COFFEE, TEA--WAS IT ME?

By CALVIN TRILLIN

Any number of airline flights now include no food service at all. Flying from Chicago to Buffalo on one of them last week, I had to face the fact that I might have somehow been responsible for this policy. In analyzing this matter, I was trying to be absolutely honest with myself, which isn't that easy to do if all you've had to eat since breakfast is 11 fat-free pretzels.

It's perfectly possible, I reminded myself, that at some point in my past air travels, as I poked at the sort of dinner that might have caused rioting in the mess hall of a Third World prison, I said, "If this is the sort of food they're going to serve on this airline, I'd just as soon they skip it altogether."

Could this remark have been made? Could a flight attendant, bending close to deposit a piece of spandex chicken on the tray of a nearby traveler, have overheard? Could she have passed the word along to her superiors? Could this have been used by the airline barons as an excuse for airlines to haul people from Philadelphia to Boston without a morsel?

If so, I had to face up to what I might have wrought. It was possible that some completely innocent sales rep, flying from New York to Chicago as part of an unsung but fundamentally noble effort to support his deserving family, was suffering agonizing hunger pangs because I had made an offhand remark in an uncharacteristic moment of revulsion.

"We are all responsible for our actions," I muttered, causing the man next to me to edge away a bit toward the window.

In my defense, I'd like to say that I don't specifically remember saying that I'd prefer no food at all to airline grub. I'd also like to say that these days a huge American corporation such as an airline would be expected to base its decisions on extensive customer surveys rather than an offhand remark by one disgruntled passenger--particularly a disgruntled passenger who has a history of complaining about the food served on airplanes.

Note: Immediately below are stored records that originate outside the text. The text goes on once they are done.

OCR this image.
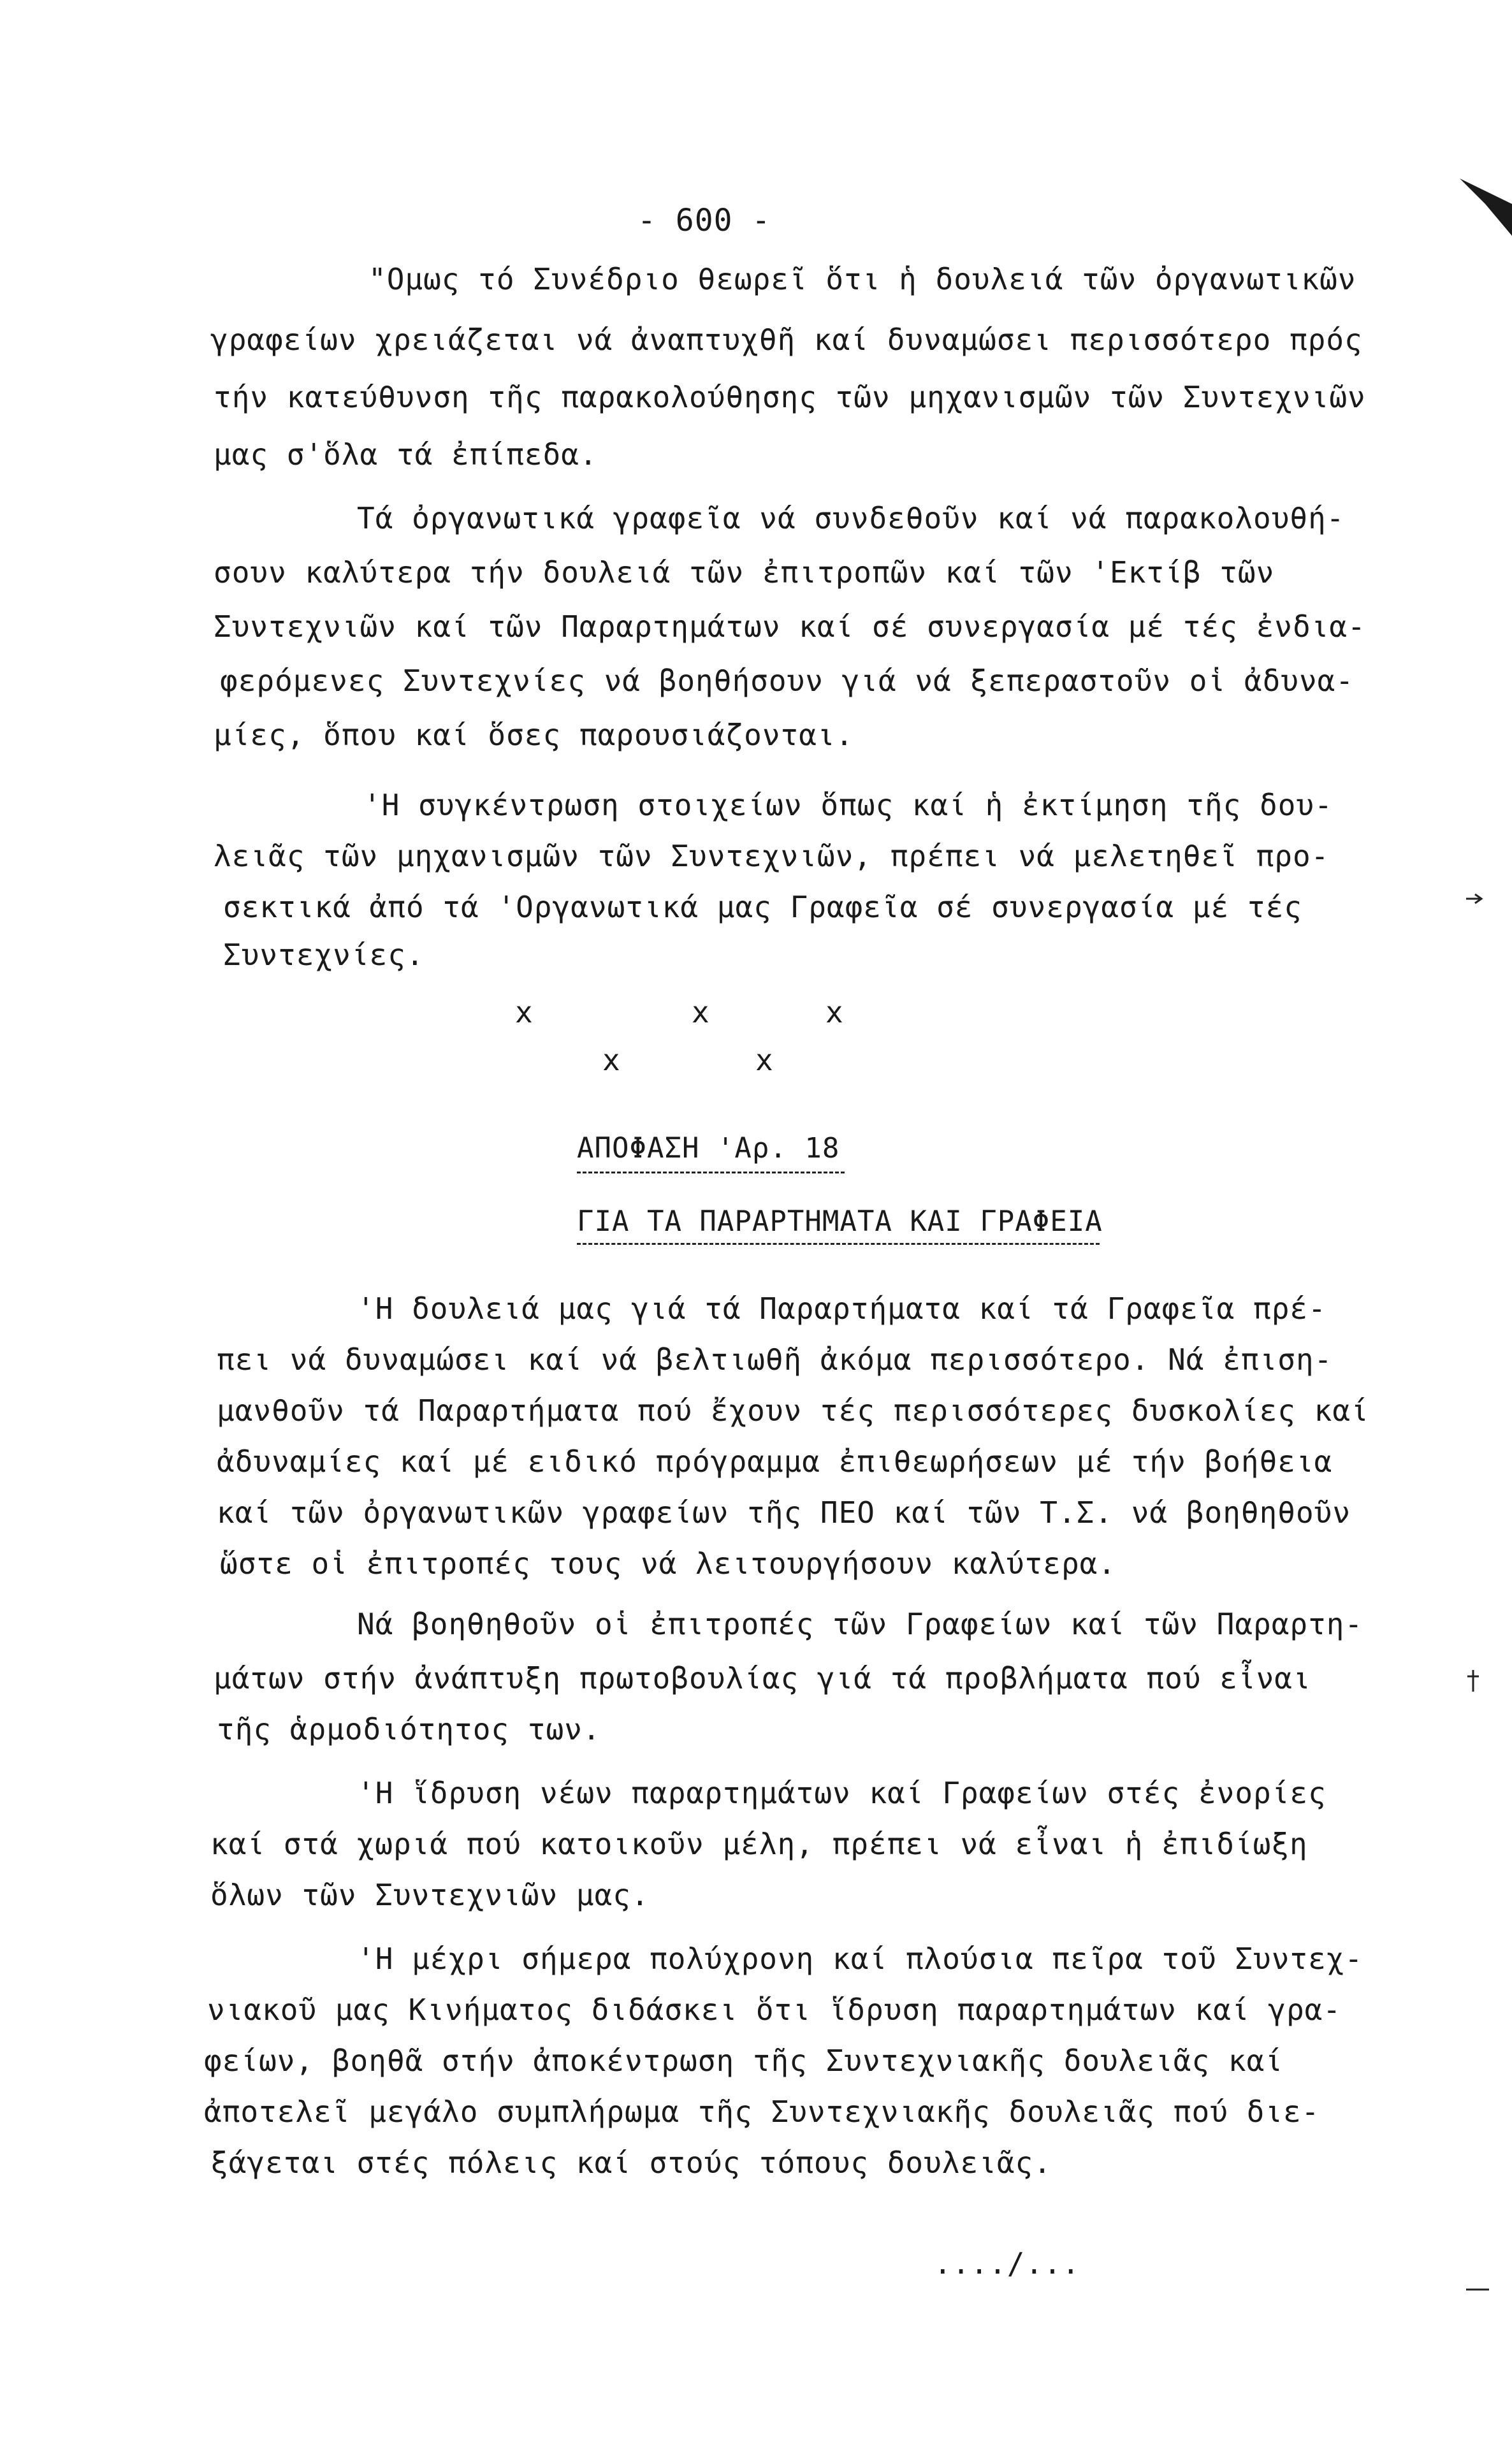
- 600 -
"Ομως τό Συνέδριο θεωρεῖ ὅτι ἡ δουλειά τῶν ὀργανωτικῶν
γραφείων χρειάζεται νά ἀναπτυχθῆ καί δυναμώσει περισσότερο πρός
τήν κατεύθυνση τῆς παρακολούθησης τῶν μηχανισμῶν τῶν Συντεχνιῶν
μας σ'ὅλα τά ἐπίπεδα.
Τά ὀργανωτικά γραφεῖα νά συνδεθοῦν καί νά παρακολουθή-
σουν καλύτερα τήν δουλειά τῶν ἐπιτροπῶν καί τῶν 'Εκτίβ τῶν
Συντεχνιῶν καί τῶν Παραρτημάτων καί σέ συνεργασία μέ τές ἐνδια-
φερόμενες Συντεχνίες νά βοηθήσουν γιά νά ξεπεραστοῦν οἱ ἀδυνα-
μίες, ὅπου καί ὅσες παρουσιάζονται.
'Η συγκέντρωση στοιχείων ὅπως καί ἡ ἐκτίμηση τῆς δου-
λειᾶς τῶν μηχανισμῶν τῶν Συντεχνιῶν, πρέπει νά μελετηθεῖ προ-
σεκτικά ἀπό τά 'Οργανωτικά μας Γραφεῖα σέ συνεργασία μέ τές
Συντεχνίες.
x	x	x
x	x
ΑΠΟΦΑΣΗ 'Αρ. 18
ΓΙΑ ΤΑ ΠΑΡΑΡΤΗΜΑΤΑ ΚΑΙ ΓΡΑΦΕΙΑ
'Η δουλειά μας γιά τά Παραρτήματα καί τά Γραφεῖα πρέ-
πει νά δυναμώσει καί νά βελτιωθῆ ἀκόμα περισσότερο. Νά ἐπιση-
μανθοῦν τά Παραρτήματα πού ἔχουν τές περισσότερες δυσκολίες καί
ἀδυναμίες καί μέ ειδικό πρόγραμμα ἐπιθεωρήσεων μέ τήν βοήθεια
καί τῶν ὀργανωτικῶν γραφείων τῆς ΠΕΟ καί τῶν Τ.Σ. νά βοηθηθοῦν
ὥστε οἱ ἐπιτροπές τους νά λειτουργήσουν καλύτερα.
Νά βοηθηθοῦν οἱ ἐπιτροπές τῶν Γραφείων καί τῶν Παραρτη-
μάτων στήν ἀνάπτυξη πρωτοβουλίας γιά τά προβλήματα πού εἶναι
τῆς ἁρμοδιότητος των.
'Η ἵδρυση νέων παραρτημάτων καί Γραφείων στές ἐνορίες
καί στά χωριά πού κατοικοῦν μέλη, πρέπει νά εἶναι ἡ ἐπιδίωξη
ὅλων τῶν Συντεχνιῶν μας.
'Η μέχρι σήμερα πολύχρονη καί πλούσια πεῖρα τοῦ Συντεχ-
νιακοῦ μας Κινήματος διδάσκει ὅτι ἵδρυση παραρτημάτων καί γρα-
φείων, βοηθᾶ στήν ἀποκέντρωση τῆς Συντεχνιακῆς δουλειᾶς καί
ἀποτελεῖ μεγάλο συμπλήρωμα τῆς Συντεχνιακῆς δουλειᾶς πού διε-
ξάγεται στές πόλεις καί στούς τόπους δουλειᾶς.
..../...
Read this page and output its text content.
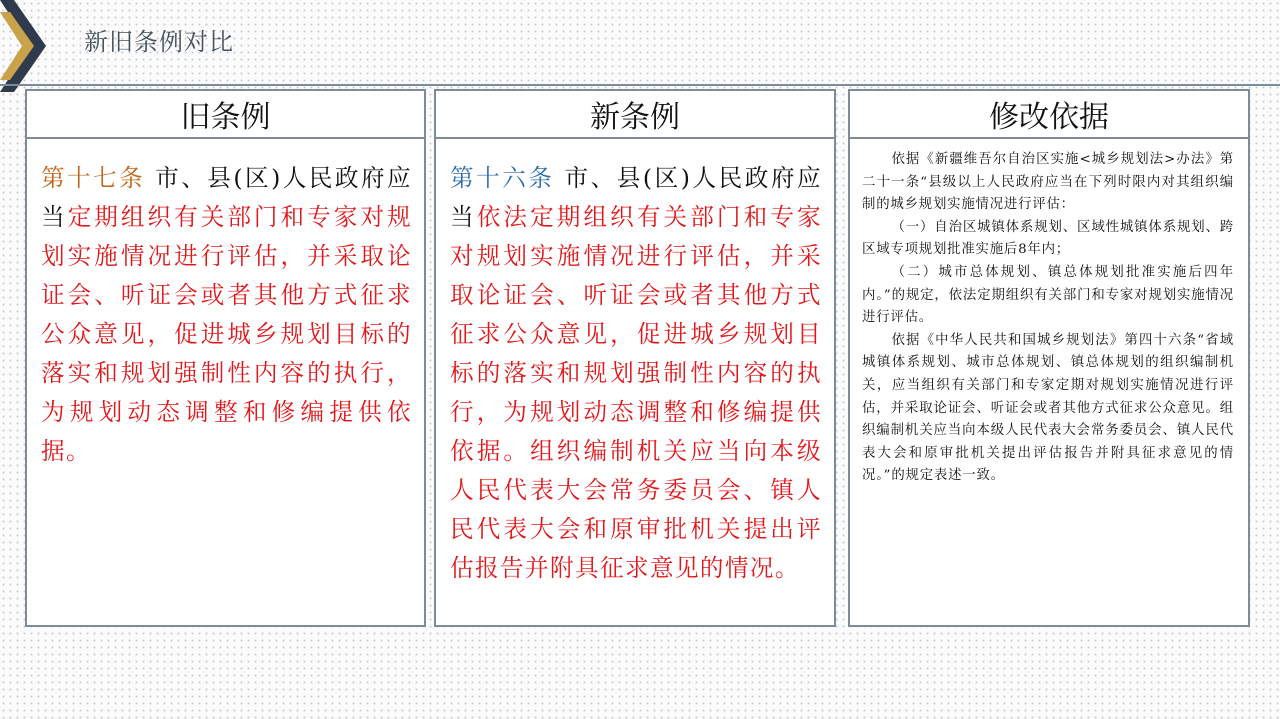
新旧条例对比
旧条例
第十七条 市、县(区)人民政府应当定期组织有关部门和专家对规划实施情况进行评估，并采取论证会、听证会或者其他方式征求公众意见，促进城乡规划目标的落实和规划强制性内容的执行，为规划动态调整和修编提供依据。
新条例
第十六条 市、县(区)人民政府应当依法定期组织有关部门和专家对规划实施情况进行评估，并采取论证会、听证会或者其他方式征求公众意见，促进城乡规划目标的落实和规划强制性内容的执行，为规划动态调整和修编提供依据。组织编制机关应当向本级人民代表大会常务委员会、镇人民代表大会和原审批机关提出评估报告并附具征求意见的情况。
修改依据

依据《新疆维吾尔自治区实施<城乡规划法>办法》第二十一条“县级以上人民政府应当在下列时限内对其组织编制的城乡规划实施情况进行评估：

（一）自治区城镇体系规划、区域性城镇体系规划、跨区域专项规划批准实施后8年内；

（二）城市总体规划、镇总体规划批准实施后四年内。”的规定，依法定期组织有关部门和专家对规划实施情况进行评估。

依据《中华人民共和国城乡规划法》第四十六条“省域城镇体系规划、城市总体规划、镇总体规划的组织编制机关，应当组织有关部门和专家定期对规划实施情况进行评估，并采取论证会、听证会或者其他方式征求公众意见。组织编制机关应当向本级人民代表大会常务委员会、镇人民代表大会和原审批机关提出评估报告并附具征求意见的情况。”的规定表述一致。
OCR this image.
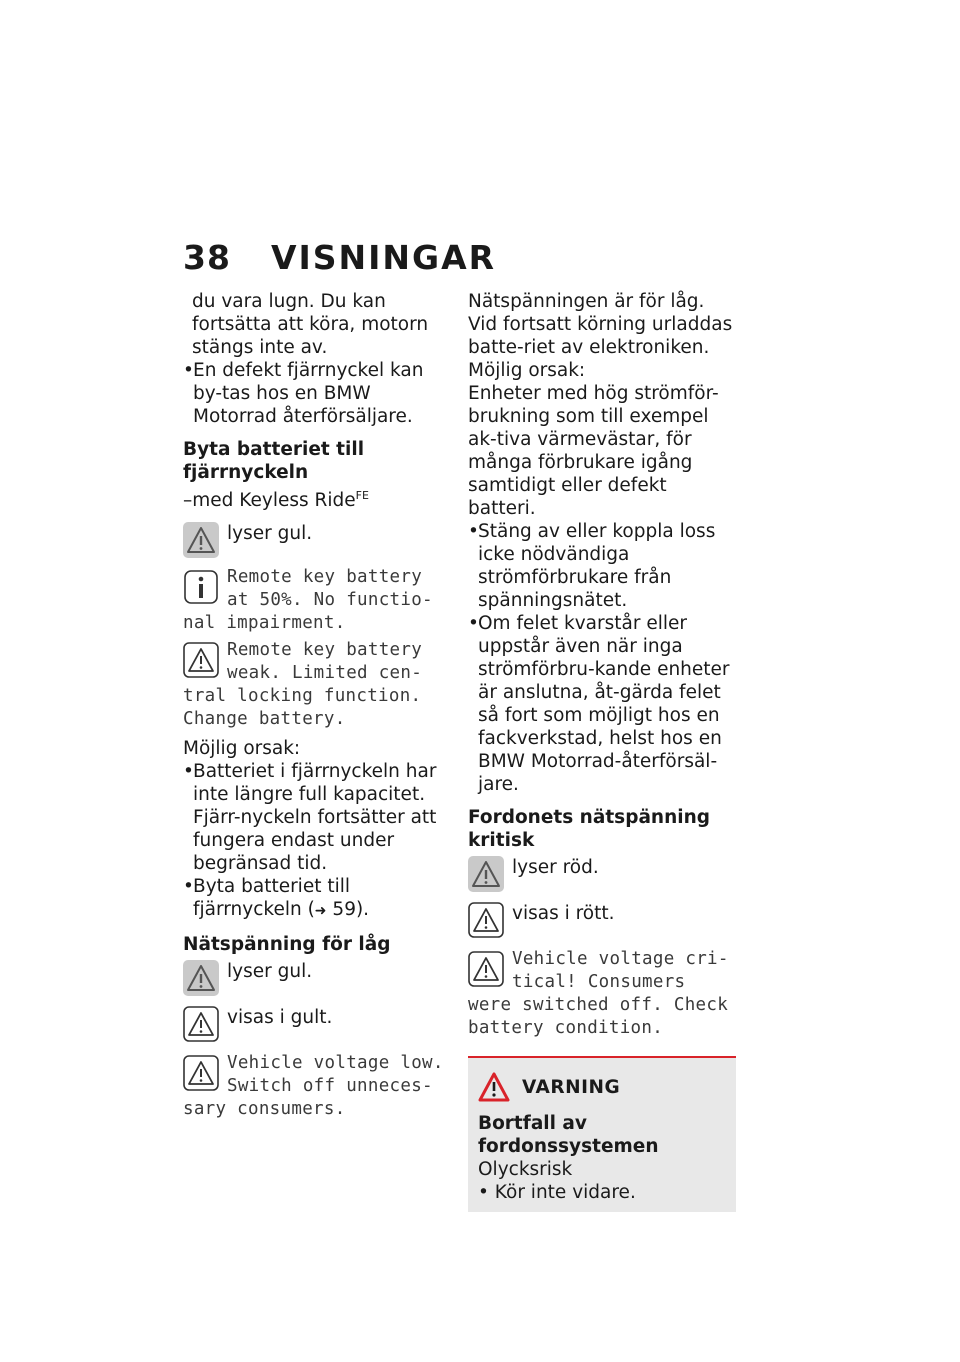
38 VISNINGAR

du vara lugn. Du kan fortsätta att köra, motorn stängs inte av.

• En defekt fjärrnyckel kan by-tas hos en BMW Motorrad återförsäljare.

Byta batteriet till fjärrnyckeln

–med Keyless Ride$^{FE}$

lyser gul.
Remote key battery at 50%. No functio-nal impairment.
Remote key battery weak. Limited cen-tral locking function. Change battery.

Möjlig orsak:

• Batteriet i fjärrnyckeln har inte längre full kapacitet. Fjärr-nyckeln fortsätter att fungera endast under begränsad tid.

• Byta batteriet till fjärrnyckeln (➜ 59).

Nätspänning för låg

lyser gul.
visas i gult.
Vehicle voltage low. Switch off unneces-sary consumers.

Nätspänningen är för låg. Vid fortsatt körning urladdas batte-riet av elektroniken.

Möjlig orsak:

Enheter med hög strömför-brukning som till exempel ak-tiva värmevästar, för många förbrukare igång samtidigt eller defekt batteri.

• Stäng av eller koppla loss icke nödvändiga strömförbrukare från spänningsnätet.

• Om felet kvarstår eller uppstår även när inga strömförbru-kande enheter är anslutna, åt-gärda felet så fort som möjligt hos en fackverkstad, helst hos en BMW Motorrad-återförsäl-jare.

Fordonets nätspänning kritisk

lyser röd.
visas i rött.
Vehicle voltage cri-tical! Consumers were switched off. Check battery condition.
VARNING

Bortfall av fordonssystemen

Olycksrisk

• Kör inte vidare.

Yes, I have a history. About 20 years ago, on a flight from O'Hare to LaGuardia, I absentmindedly poured my salad dressing into my coffee and doused my salad with nondairy creamer. What I later complained about publicly was that until a kindly regional auditor who was sitting next to me drew the mistake to my attention, I had been consuming my meal without noticing the difference.

Everybody does surveys now before making decisions of any importance at all, even if the answers could easily be predicted by an alert 10-year-old. Witness the recently concluded presidential campaign. In TIME's postelection campaign narrative, it was reported that the White House pollsters took a survey to determine what Bill Clinton should say he was building a bridge to--one option being "Building a Bridge to a Second Term."

People actually got paid, that is, for taking a survey to decide that "Building a Bridge to the 21st Century" has more of a ring to it than "Building a Bridge to a Second Term." When you think about that, it's a wonder those Indonesians didn't ask for their money back.

There's no reason to believe an airline would be less thorough than the Clinton campaign. The question that needed answering was essentially the same: How little can you give your core constituency without causing a squawk? I was definitely not surveyed. Someone else must have said that he'd be willing to lunch on 11 fat-free pretzels. I might be blameless after all.